Chi ha graffiato maggiormente con i titoli questa volta è stata probabilmente l’Unità del mio amico, ed ex direttore del Dubbio, Piero Sansonetti proponendo il messaggio di Mattarella come “sfida al governo”. Di fronte alla quale impallidisce “lo sprono” visto e proposto dal manifesto. Ma non ha scherzato neppure Domani, il giornale dell’irriducibile editore Carlo De Benedetti, indicando nel messaggio di Mattarella “il controcanto a Meloni”. Che pure assai prudentemente non solo ha apprezzato le parole di Mattarella ma ha anche rinviato al 9 gennaio, credo, la tradizionale conferenza stampa di fine anno, o inizio del nuovo, del presidente del Consiglio, rigorosamente al maschile neutro.

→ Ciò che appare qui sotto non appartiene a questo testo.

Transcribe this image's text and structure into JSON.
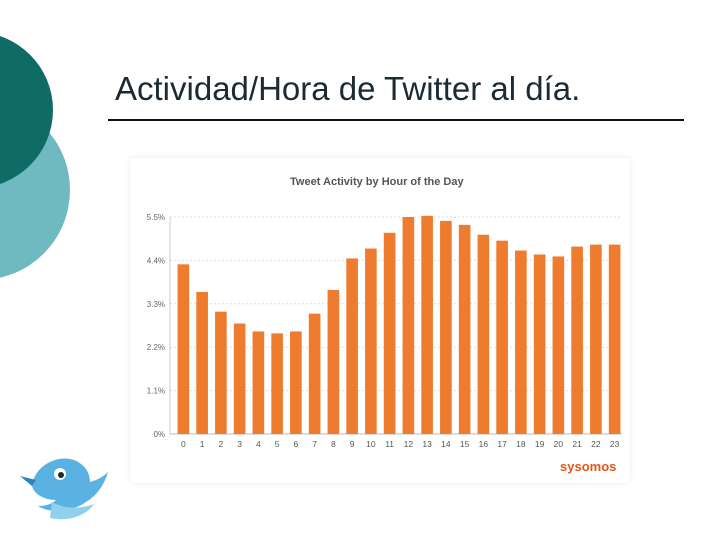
{
  "slide": {
    "title": "Actividad/Hora de Twitter al día."
  },
  "colors": {
    "bar": "#ef7b2e",
    "dark_teal": "#0f6b66",
    "light_teal": "#6fb9c1",
    "bird": "#5ab2e3"
  },
  "icons": {
    "bird": "twitter-bird-icon"
  },
  "chart_data": {
    "type": "bar",
    "title": "Tweet Activity by Hour of the Day",
    "categories": [
      "0",
      "1",
      "2",
      "3",
      "4",
      "5",
      "6",
      "7",
      "8",
      "9",
      "10",
      "11",
      "12",
      "13",
      "14",
      "15",
      "16",
      "17",
      "18",
      "19",
      "20",
      "21",
      "22",
      "23"
    ],
    "values": [
      4.3,
      3.6,
      3.1,
      2.8,
      2.6,
      2.55,
      2.6,
      3.05,
      3.65,
      4.45,
      4.7,
      5.1,
      5.5,
      5.53,
      5.4,
      5.3,
      5.05,
      4.9,
      4.65,
      4.55,
      4.5,
      4.75,
      4.8,
      4.8
    ],
    "yticks": [
      "0%",
      "1.1%",
      "2.2%",
      "3.3%",
      "4.4%",
      "5.5%"
    ],
    "ylim": [
      0,
      5.5
    ],
    "grid": true,
    "watermark": "sysomos"
  }
}
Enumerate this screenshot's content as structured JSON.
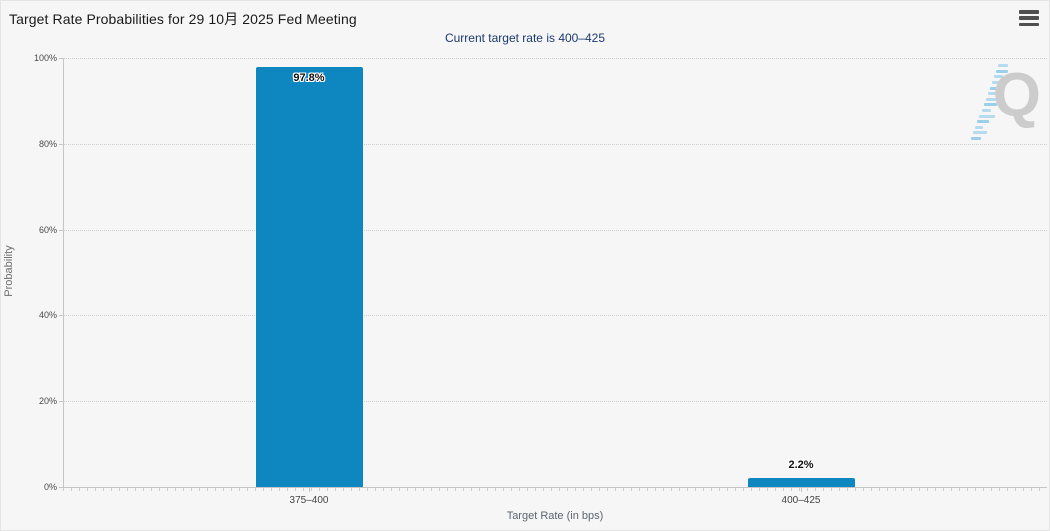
{
  "header": {
    "title": "Target Rate Probabilities for 29 10月 2025 Fed Meeting",
    "subtitle": "Current target rate is 400–425"
  },
  "icons": {
    "menu": "hamburger-menu-icon",
    "watermark": "q-logo-watermark"
  },
  "watermark": {
    "letter": "Q"
  },
  "colors": {
    "bar": "#0e87c0",
    "subtitle_text": "#1c3a6e",
    "grid": "#cfcfcf",
    "axis": "#c5c5c5",
    "background": "#f6f6f7",
    "watermark_gray": "#cccccc",
    "watermark_blue": "#9fd2ee"
  },
  "chart_data": {
    "type": "bar",
    "title": "Target Rate Probabilities for 29 10月 2025 Fed Meeting",
    "subtitle": "Current target rate is 400–425",
    "categories": [
      "375–400",
      "400–425"
    ],
    "values": [
      97.8,
      2.2
    ],
    "value_labels": [
      "97.8%",
      "2.2%"
    ],
    "xlabel": "Target Rate (in bps)",
    "ylabel": "Probability",
    "ylim": [
      0,
      100
    ],
    "yticks": [
      0,
      20,
      40,
      60,
      80,
      100
    ],
    "ytick_labels": [
      "0%",
      "20%",
      "40%",
      "60%",
      "80%",
      "100%"
    ],
    "grid": "horizontal-dotted",
    "legend": "none"
  }
}
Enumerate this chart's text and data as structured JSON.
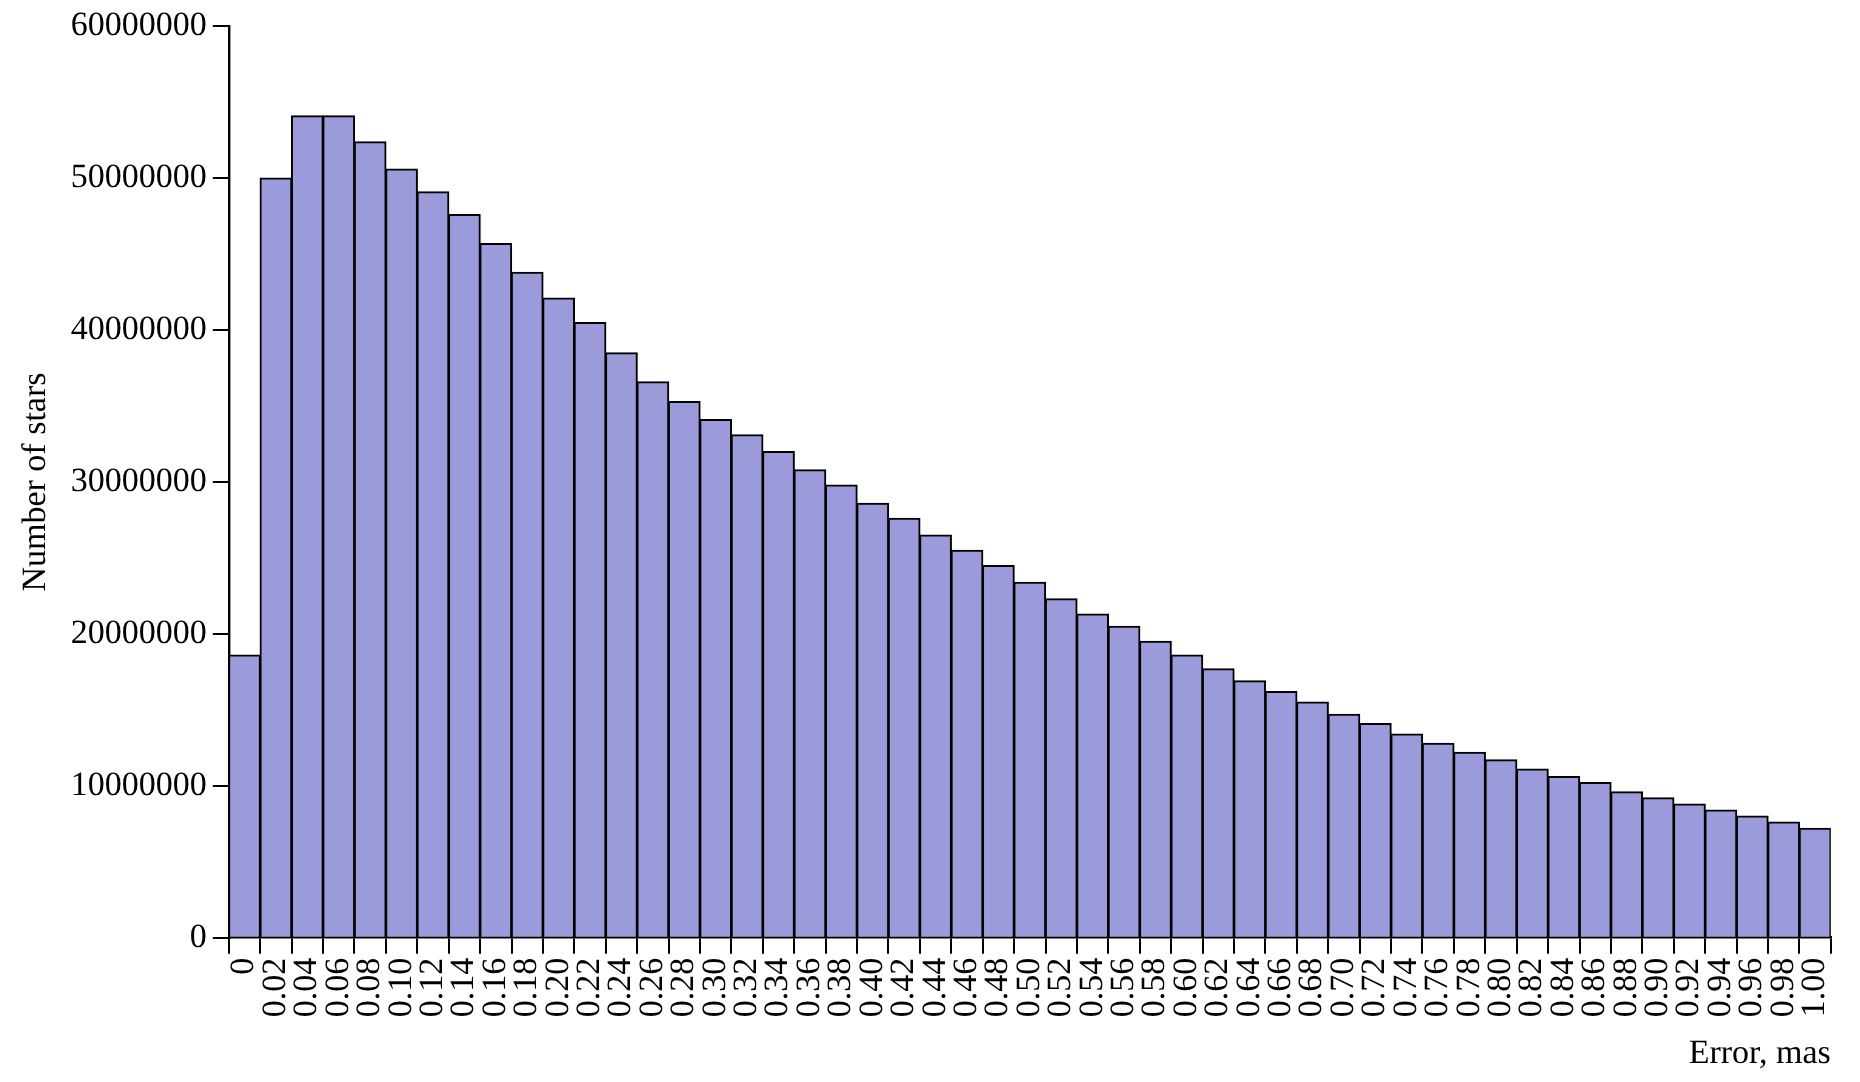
{
  "chart_data": {
    "type": "bar",
    "xlabel": "Error, mas",
    "ylabel": "Number of stars",
    "categories": [
      "0",
      "0.02",
      "0.04",
      "0.06",
      "0.08",
      "0.10",
      "0.12",
      "0.14",
      "0.16",
      "0.18",
      "0.20",
      "0.22",
      "0.24",
      "0.26",
      "0.28",
      "0.30",
      "0.32",
      "0.34",
      "0.36",
      "0.38",
      "0.40",
      "0.42",
      "0.44",
      "0.46",
      "0.48",
      "0.50",
      "0.52",
      "0.54",
      "0.56",
      "0.58",
      "0.60",
      "0.62",
      "0.64",
      "0.66",
      "0.68",
      "0.70",
      "0.72",
      "0.74",
      "0.76",
      "0.78",
      "0.80",
      "0.82",
      "0.84",
      "0.86",
      "0.88",
      "0.90",
      "0.92",
      "0.94",
      "0.96",
      "0.98",
      "1.00"
    ],
    "values": [
      18600000,
      50000000,
      54100000,
      54100000,
      52400000,
      50600000,
      49100000,
      47600000,
      45700000,
      43800000,
      42100000,
      40500000,
      38500000,
      36600000,
      35300000,
      34100000,
      33100000,
      32000000,
      30800000,
      29800000,
      28600000,
      27600000,
      26500000,
      25500000,
      24500000,
      23400000,
      22300000,
      21300000,
      20500000,
      19500000,
      18600000,
      17700000,
      16900000,
      16200000,
      15500000,
      14700000,
      14100000,
      13400000,
      12800000,
      12200000,
      11700000,
      11100000,
      10600000,
      10200000,
      9600000,
      9200000,
      8800000,
      8400000,
      8000000,
      7600000,
      7200000
    ],
    "color": "#9b9bdb",
    "ylim": [
      0,
      60000000
    ],
    "yticks": [
      0,
      10000000,
      20000000,
      30000000,
      40000000,
      50000000,
      60000000
    ],
    "grid": false,
    "legend": false
  }
}
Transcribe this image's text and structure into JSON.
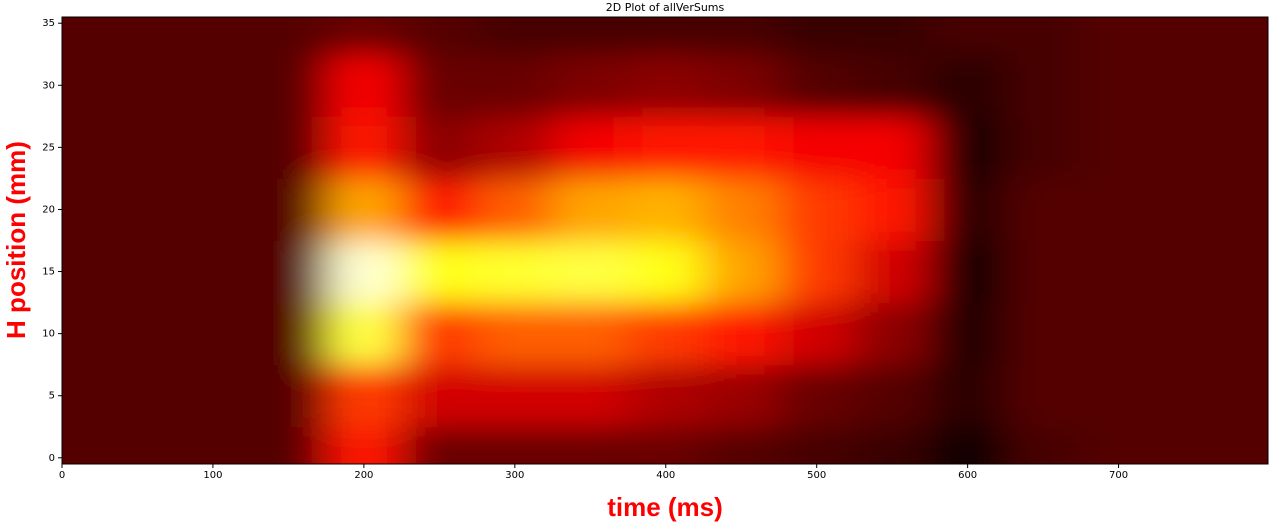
{
  "chart_data": {
    "type": "heatmap",
    "title": "2D Plot of allVerSums",
    "x_label": "time (ms)",
    "y_label": "H position (mm)",
    "colormap": "hot",
    "x": [
      0,
      50,
      100,
      150,
      200,
      250,
      300,
      350,
      400,
      450,
      500,
      550,
      600,
      650,
      700,
      750,
      800
    ],
    "y": [
      0,
      5,
      10,
      15,
      20,
      25,
      30,
      35
    ],
    "z": [
      [
        0.12,
        0.12,
        0.12,
        0.12,
        0.4,
        0.15,
        0.15,
        0.15,
        0.15,
        0.12,
        0.1,
        0.08,
        0.02,
        0.1,
        0.12,
        0.12,
        0.12
      ],
      [
        0.12,
        0.12,
        0.12,
        0.12,
        0.45,
        0.3,
        0.3,
        0.3,
        0.25,
        0.22,
        0.15,
        0.12,
        0.06,
        0.12,
        0.12,
        0.12,
        0.12
      ],
      [
        0.12,
        0.12,
        0.12,
        0.12,
        0.8,
        0.45,
        0.5,
        0.5,
        0.45,
        0.4,
        0.3,
        0.2,
        0.05,
        0.12,
        0.12,
        0.12,
        0.12
      ],
      [
        0.12,
        0.12,
        0.12,
        0.12,
        0.95,
        0.75,
        0.78,
        0.8,
        0.75,
        0.6,
        0.45,
        0.3,
        0.03,
        0.12,
        0.12,
        0.12,
        0.12
      ],
      [
        0.12,
        0.12,
        0.12,
        0.12,
        0.6,
        0.4,
        0.5,
        0.6,
        0.62,
        0.55,
        0.45,
        0.4,
        0.06,
        0.12,
        0.12,
        0.12,
        0.12
      ],
      [
        0.12,
        0.12,
        0.12,
        0.12,
        0.4,
        0.2,
        0.25,
        0.35,
        0.4,
        0.4,
        0.35,
        0.35,
        0.04,
        0.1,
        0.12,
        0.12,
        0.12
      ],
      [
        0.12,
        0.12,
        0.12,
        0.12,
        0.35,
        0.15,
        0.15,
        0.18,
        0.2,
        0.18,
        0.12,
        0.1,
        0.06,
        0.1,
        0.12,
        0.12,
        0.12
      ],
      [
        0.12,
        0.12,
        0.12,
        0.12,
        0.15,
        0.12,
        0.1,
        0.1,
        0.1,
        0.1,
        0.08,
        0.08,
        0.1,
        0.1,
        0.12,
        0.12,
        0.12
      ]
    ],
    "background_level": 0.12,
    "xlim": [
      0,
      799
    ],
    "ylim": [
      -0.5,
      35.5
    ],
    "xticks": [
      0,
      100,
      200,
      300,
      400,
      500,
      600,
      700
    ],
    "yticks": [
      0,
      5,
      10,
      15,
      20,
      25,
      30,
      35
    ]
  }
}
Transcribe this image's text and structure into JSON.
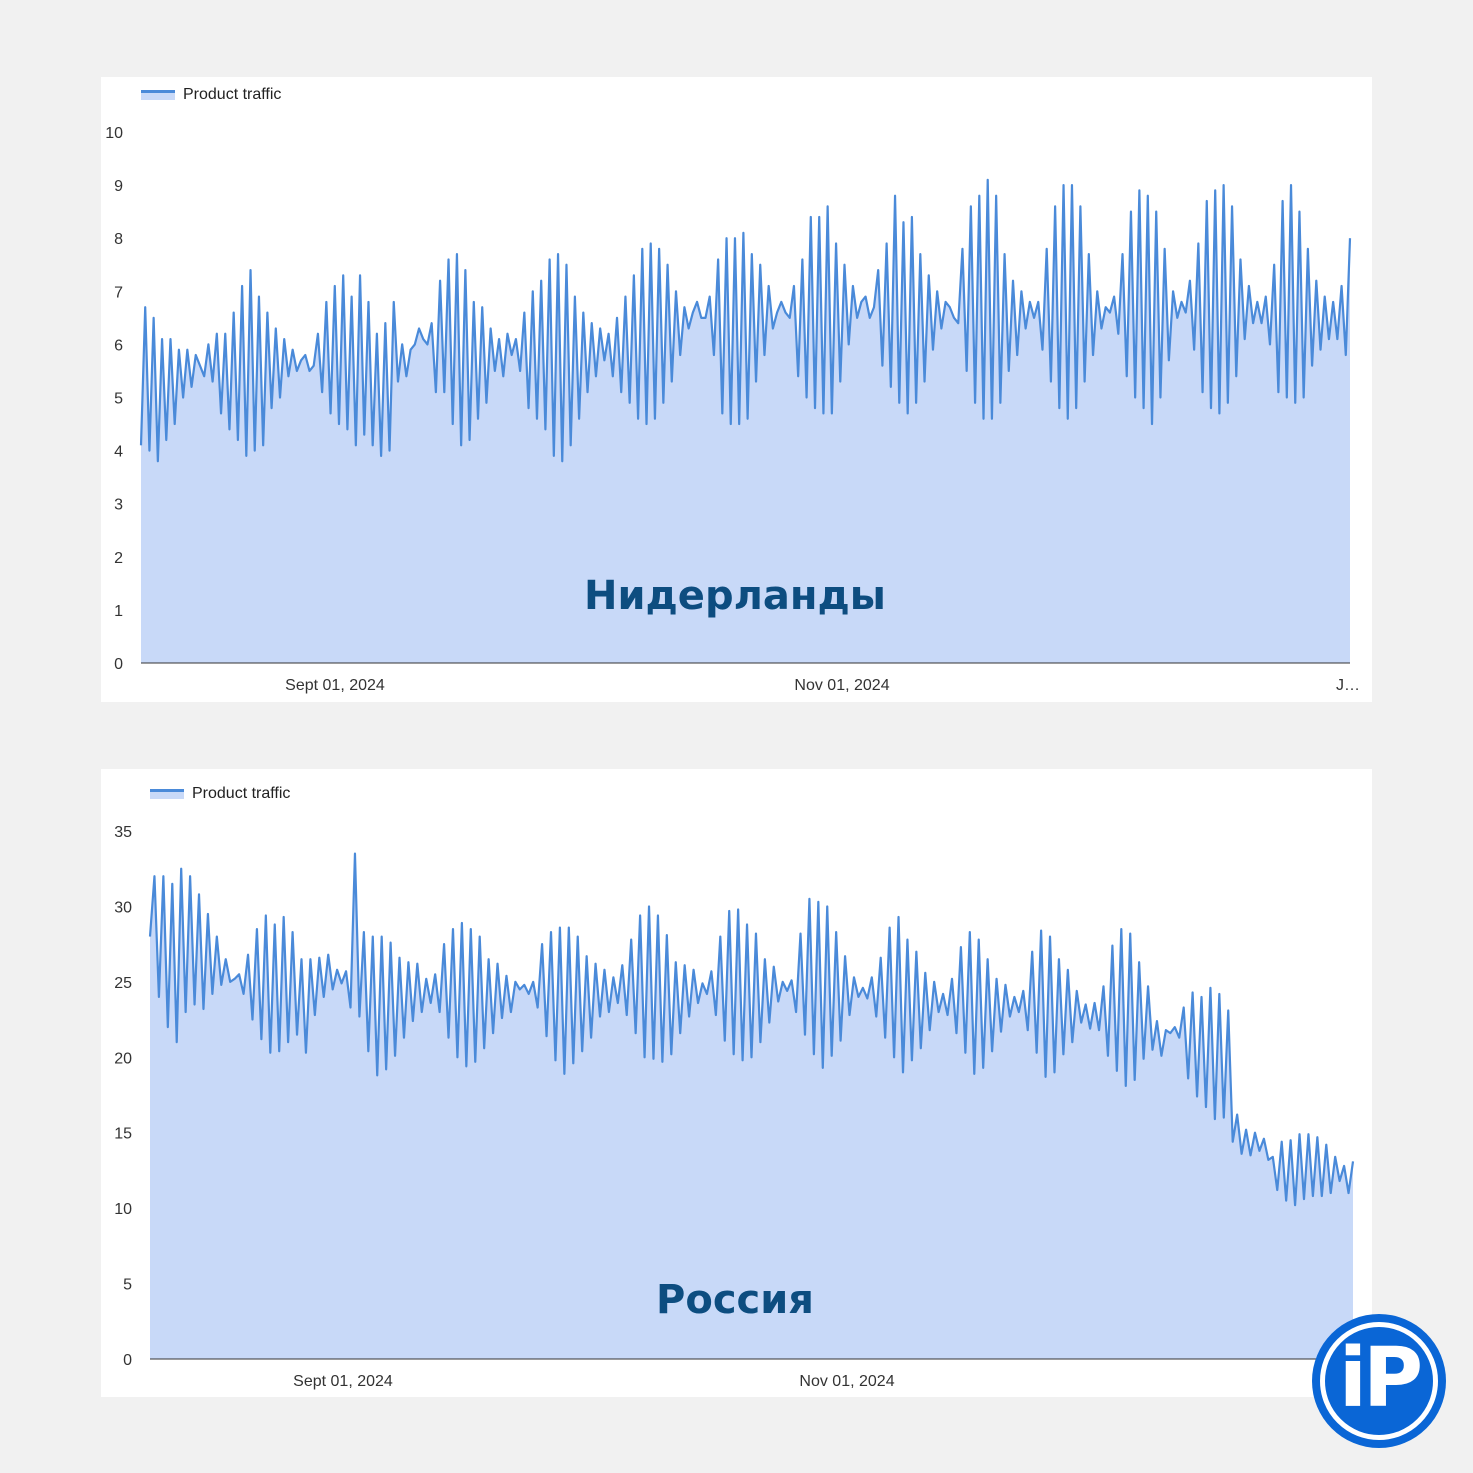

Mattarella, per come lo conosco, e credo di averlo capito in tanti anni di militanza politica, la sua, e di professione giornalistica, la mia, avrà fatto spallucce incurvandole ulteriormente. E magari si sarà pure divertito a immaginare le reazioni ai quattro messaggi augurali di San Silvestro che mancano all’epilogo del suo secondo mandato al Quirinale. Saranno alla fine quattordici: la durata più di un regno che di una Presidenza della Repubblica. Un regno peraltro neppure cercato, perché tutti ricordano le resistenze opposte da Mattarella alla rielezione: opposte sinceramente, non per finta o calcolo, come qualcuno pure riuscì a scrivere o insinuare quando maturò la sua conferma dopo inutili tentativi dei partiti di trovargli un successore. Come, del resto, si era già verificato due anni prima alla scadenza del primo mandato di Giorgio Napolitano, chiamato “Re Giorgio” per il suo dichiarato e orgoglioso interventismo nell’esercizio delle sue funzioni. Ho visto scrivere in questi giorni o ore anche di “Re Sergio”, ma non mi suona francamente bene come “Re Giorgio”.
Il guaio di questo che sarei tentato di chiamare il tradizionale, ormai, gioco degli specchi attorno al Capo dello Stato, e ai suoi interventi, è che qualcosa alla fine resta, nell’immaginario politico., delle rappresentazioni finalizzate al perseguimento degli obiettivi di chi si spinge troppo oltre nelle interpretazioni. E nello stesso racconto. E ciò a detrimento, a mio avviso, della Politica, con la maiuscola. E della dialettica che l’accompagna e la caratterizza e si traduce prevalentemente in lotta. Nella quale invece dovrebbe essere interesse di tutti di non coinvolgere una figura di garanzia come quella del Capo dello Stato.